Trailhead BODIES IN THE BASEMENT
2012 - Cannery Row Records
Un paio di anni fa aveva già pubblicato The Road To Salamanca, un album piacevole che già ci mostrava un autore con le idee chiare e buone capacità espressive. Canzoni ben strutturate, tonalità calde e pastosamente concilianti, che già definivano un’attenzione e una cura attenta per armonie delicate e sonorità malleabili. Equilibrate atmosfere armoniose che ritroviamo anche in questa sua ultima fatica; un lavoro, Bodies In The Basement, che palesa una maturità e una sicurezza compositiva incrementata dall’esperienza live sui piccoli palchi dei locali dell’Europa del nord, delle coffe-house o delle librerie dove si incrociano le vivaci intelligenze della cultura giovanile (iniziative quest’ultime pressoché sconosciute nella nostra arida italietta, ma abbastanza comuni nei paesi nordici).

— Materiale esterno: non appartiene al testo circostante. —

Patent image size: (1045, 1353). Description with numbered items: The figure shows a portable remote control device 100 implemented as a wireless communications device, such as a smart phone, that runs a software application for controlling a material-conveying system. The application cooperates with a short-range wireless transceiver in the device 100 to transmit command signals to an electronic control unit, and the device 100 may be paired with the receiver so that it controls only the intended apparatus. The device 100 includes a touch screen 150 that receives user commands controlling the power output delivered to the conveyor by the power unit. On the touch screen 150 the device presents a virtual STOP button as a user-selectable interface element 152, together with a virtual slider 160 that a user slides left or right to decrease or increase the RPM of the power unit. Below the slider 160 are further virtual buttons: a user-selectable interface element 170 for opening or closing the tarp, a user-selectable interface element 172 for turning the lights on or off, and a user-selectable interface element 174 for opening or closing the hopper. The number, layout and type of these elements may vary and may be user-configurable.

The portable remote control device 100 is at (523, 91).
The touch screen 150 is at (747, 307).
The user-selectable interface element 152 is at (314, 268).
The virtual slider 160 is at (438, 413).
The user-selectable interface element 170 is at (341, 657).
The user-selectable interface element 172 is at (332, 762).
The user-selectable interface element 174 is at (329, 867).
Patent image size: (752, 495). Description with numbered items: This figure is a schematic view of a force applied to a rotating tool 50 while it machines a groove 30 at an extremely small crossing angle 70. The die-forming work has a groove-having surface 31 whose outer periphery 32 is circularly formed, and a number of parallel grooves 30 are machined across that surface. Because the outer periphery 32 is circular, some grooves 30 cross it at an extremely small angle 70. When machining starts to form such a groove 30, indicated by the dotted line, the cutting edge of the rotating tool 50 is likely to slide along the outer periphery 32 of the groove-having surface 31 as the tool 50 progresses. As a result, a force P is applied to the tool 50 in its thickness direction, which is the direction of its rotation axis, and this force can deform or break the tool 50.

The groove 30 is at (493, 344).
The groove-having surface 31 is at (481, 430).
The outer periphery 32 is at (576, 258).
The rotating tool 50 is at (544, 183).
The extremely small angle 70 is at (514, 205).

Le sue influenze fanno capolino qua e là, il suo background formativo comprende tutti i classici della west coast e della canzone d’autore a stelle & strisce, da Jackson Browne a Neil Young, da Townes Van Zandt a Gordon Lightfoot, dai Crowed House a Gillian Welch. Quelle di Bodies In The Basement sono songs che hanno una forma mentis riflessiva in cui si intrecciano un fingerpicking morbido e malinconia on the road, countryesque folk e adattamenti armonici pop. L’intro spoglio di Ladybird precede una più strutturata Down The Drain dall’incisivo ritornello, la title track Bodies In The Basement ha il sapore della California early ’70; in Emmanuelle Beart annusiamo umori beatlesiani mentre Ride sparpaglia fantasmi countrycash; la gradevole To The Sea ha un piglio elettrico un po’ alla Wilco.
Ci sono poi le intimità di Moon Overhead; le piacevolezze westcoastiane di Yours And Mine e di Sun Upon My Neck; le suggestioni In This Place e la confortante amabile tenuità di Maps And Charts e di Something’s Always Coming Up.